The way the pre-war game worked was that Chalabi, leader of the Iraqi National Congress, an exile opposition group, served as a public relations clearing house for Iraqi defectors under Hussein. Chalabi then connected the defectors with journalists like Miller so they could tell their wild tales, based on what they claimed was first-hand knowledge, about Iraq's mounting WMD threat. Of all the mainstream journalists on the defector beat however, Miller was the most impressed and least skeptical of Chalabi's sources; sources who were spreading pro-war talking points on behalf of the pro-war American administration.
Here's how a former CIA analyst described the closed loop between Miller, Chalabi and the Bush White House, in a James Moore piece in Salon:
"Chalabi is providing the Bush people with the information they need to support their political objectives with Iraq, and he is supplying the same material to Judy Miller.
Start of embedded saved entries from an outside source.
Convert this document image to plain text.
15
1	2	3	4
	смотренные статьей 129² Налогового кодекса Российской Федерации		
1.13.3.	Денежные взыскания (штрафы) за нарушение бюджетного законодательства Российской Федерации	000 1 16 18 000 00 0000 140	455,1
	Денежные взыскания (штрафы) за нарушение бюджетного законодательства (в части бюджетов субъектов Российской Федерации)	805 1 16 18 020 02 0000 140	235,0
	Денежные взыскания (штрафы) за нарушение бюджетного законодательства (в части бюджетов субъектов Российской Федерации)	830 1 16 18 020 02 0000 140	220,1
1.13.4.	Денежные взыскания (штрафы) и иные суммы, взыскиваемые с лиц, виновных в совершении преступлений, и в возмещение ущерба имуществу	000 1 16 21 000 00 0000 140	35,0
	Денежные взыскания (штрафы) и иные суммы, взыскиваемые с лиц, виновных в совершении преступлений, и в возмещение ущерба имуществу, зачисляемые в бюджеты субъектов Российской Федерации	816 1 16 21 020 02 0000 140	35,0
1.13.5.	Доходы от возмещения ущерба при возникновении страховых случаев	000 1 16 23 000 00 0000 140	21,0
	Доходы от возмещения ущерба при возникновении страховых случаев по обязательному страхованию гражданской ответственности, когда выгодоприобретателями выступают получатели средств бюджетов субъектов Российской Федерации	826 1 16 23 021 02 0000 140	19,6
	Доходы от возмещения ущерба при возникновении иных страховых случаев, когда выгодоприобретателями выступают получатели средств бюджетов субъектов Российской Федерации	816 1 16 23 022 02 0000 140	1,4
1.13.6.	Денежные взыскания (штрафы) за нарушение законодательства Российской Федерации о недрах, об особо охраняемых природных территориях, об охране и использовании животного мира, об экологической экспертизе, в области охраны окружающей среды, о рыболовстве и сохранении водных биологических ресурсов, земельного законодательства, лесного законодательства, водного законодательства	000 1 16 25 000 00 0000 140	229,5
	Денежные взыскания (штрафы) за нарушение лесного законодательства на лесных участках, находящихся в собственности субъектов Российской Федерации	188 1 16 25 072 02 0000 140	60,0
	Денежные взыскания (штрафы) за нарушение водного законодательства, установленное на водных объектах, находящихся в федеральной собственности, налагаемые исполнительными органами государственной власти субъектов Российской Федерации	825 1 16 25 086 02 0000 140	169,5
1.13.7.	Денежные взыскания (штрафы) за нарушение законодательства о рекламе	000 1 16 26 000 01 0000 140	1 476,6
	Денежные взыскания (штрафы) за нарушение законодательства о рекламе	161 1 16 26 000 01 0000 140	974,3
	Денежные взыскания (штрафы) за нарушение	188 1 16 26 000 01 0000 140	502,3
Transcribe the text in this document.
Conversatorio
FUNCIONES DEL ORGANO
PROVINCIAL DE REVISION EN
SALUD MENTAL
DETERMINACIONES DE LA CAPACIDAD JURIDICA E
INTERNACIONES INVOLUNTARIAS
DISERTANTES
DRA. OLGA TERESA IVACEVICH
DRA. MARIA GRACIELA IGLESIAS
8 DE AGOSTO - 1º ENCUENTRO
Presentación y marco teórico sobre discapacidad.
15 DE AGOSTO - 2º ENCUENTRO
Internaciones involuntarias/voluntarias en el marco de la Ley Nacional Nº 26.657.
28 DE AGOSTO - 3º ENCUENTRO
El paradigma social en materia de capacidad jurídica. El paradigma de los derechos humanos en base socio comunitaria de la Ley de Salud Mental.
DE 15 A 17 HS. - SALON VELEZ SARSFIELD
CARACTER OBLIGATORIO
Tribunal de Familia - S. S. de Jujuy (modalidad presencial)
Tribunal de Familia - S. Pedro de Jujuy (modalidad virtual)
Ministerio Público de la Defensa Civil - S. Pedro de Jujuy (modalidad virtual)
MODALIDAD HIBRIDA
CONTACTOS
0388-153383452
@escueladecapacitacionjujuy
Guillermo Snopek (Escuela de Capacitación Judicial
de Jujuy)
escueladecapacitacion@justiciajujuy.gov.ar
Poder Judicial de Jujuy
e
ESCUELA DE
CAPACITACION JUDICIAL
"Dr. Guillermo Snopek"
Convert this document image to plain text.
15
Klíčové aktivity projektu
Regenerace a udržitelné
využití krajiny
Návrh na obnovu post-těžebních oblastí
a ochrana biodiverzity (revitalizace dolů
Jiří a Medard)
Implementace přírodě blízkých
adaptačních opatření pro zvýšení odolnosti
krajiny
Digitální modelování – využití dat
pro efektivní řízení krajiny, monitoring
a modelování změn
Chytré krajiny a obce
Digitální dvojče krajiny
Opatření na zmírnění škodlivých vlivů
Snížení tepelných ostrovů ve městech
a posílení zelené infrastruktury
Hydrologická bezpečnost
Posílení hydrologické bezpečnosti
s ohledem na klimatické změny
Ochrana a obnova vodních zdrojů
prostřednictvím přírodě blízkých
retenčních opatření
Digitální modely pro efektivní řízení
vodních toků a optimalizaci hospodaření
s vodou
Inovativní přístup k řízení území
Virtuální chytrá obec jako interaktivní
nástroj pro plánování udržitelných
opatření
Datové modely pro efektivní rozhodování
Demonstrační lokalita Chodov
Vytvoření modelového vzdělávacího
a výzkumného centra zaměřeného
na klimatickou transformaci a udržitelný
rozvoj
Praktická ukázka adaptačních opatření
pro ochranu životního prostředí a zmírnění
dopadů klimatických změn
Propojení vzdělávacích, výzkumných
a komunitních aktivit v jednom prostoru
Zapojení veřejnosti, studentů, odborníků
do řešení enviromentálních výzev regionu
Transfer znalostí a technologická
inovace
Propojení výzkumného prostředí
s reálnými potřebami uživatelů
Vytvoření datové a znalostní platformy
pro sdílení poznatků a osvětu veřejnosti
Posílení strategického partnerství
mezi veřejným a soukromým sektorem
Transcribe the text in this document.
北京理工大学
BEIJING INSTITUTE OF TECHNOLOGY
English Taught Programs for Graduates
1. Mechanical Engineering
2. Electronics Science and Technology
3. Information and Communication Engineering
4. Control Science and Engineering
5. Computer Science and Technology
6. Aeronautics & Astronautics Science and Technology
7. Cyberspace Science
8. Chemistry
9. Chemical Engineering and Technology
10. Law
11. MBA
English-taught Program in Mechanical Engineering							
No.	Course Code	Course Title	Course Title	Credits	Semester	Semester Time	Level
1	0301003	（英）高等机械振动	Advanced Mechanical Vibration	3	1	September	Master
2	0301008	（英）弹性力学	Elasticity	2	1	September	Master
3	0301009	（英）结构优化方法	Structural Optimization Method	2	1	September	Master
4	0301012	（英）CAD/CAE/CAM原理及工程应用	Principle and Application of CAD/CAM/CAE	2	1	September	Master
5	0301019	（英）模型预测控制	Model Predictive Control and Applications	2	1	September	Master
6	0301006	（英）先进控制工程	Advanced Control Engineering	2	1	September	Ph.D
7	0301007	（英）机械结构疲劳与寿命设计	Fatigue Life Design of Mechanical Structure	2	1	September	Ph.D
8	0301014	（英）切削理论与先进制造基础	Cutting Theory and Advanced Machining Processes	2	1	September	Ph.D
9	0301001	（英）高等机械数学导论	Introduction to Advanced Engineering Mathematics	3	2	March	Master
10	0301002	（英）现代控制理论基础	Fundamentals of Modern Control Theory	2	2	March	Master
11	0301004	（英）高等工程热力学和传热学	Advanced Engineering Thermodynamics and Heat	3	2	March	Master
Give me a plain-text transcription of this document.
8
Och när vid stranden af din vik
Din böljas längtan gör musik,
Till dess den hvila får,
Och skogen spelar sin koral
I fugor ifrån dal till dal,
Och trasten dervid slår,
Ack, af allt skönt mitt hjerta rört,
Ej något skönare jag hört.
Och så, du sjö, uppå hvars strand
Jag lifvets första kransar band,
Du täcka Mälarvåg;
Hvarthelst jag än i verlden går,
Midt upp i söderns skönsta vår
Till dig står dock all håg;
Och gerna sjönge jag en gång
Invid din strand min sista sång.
Chalabi tips her on something and then she goes to the White House, which has already heard the same thing from Chalabi, and she gets it corroborated by some insider she always describes as a 'senior administration official.' She also got the Pentagon to confirm things for her, which made sense, since they were working so closely with Chalabi."
Just last week the newspaper's public editor, Margaret Sullivan, acknowledged "The lead-up to the war in Iraq in 2003 was not The Times's finest hour." As the return of Chalabi highlights, it's a legacy the paper continues to struggle with.
If you are aware, the gaping holes in the above description are profound.
Here's what the Times left out of its Chalabi story today and here's what the newspaper continues to grapple with eleven years after President Bush ordered the costly invasion of Iraq: Chalabi was reportedly the main source of bogus information that former Times reporter Judith Miller used in her thoroughly discredited work about Iraq's supposedly brimming stockpile of weapons of mass destruction. It was Chalabi who wove Saddam Hussein fiction and it was Miller, then a widely respected Pulitzer Prize-winning journalist, who gave it the Times stamp approval as the paper did its part to lead the nation to war. (Miller is now a Fox News contributor.)
That history is one that the paper continues to wrestle with, especially as the effects of the war return to international focus and the country struggles with internal violence that threatens its very stability.
For the past year, the Times has done much to correct that coverage, publishing a series of stories calling Chalabi's credibility into question. But never once in the course of its coverage--or in any public comments from its editors--did the Times acknowledge Chalabi's central role in some of its biggest scoops, scoops that not only garnered attention but that the administration specifically cited to buttress its case for war.
"Chalabi is providing the Bush people with the information they need to support their political objectives with Iraq, and he is supplying the same material to Judy Miller. Chalabi tips her on something and then she goes to the White House, which has already heard the same thing from Chalabi, and she gets it corroborated by some insider she always describes as a 'senior administration official.' She also got the Pentagon to confirm things for her, which made sense, since they were working so closely with Chalabi."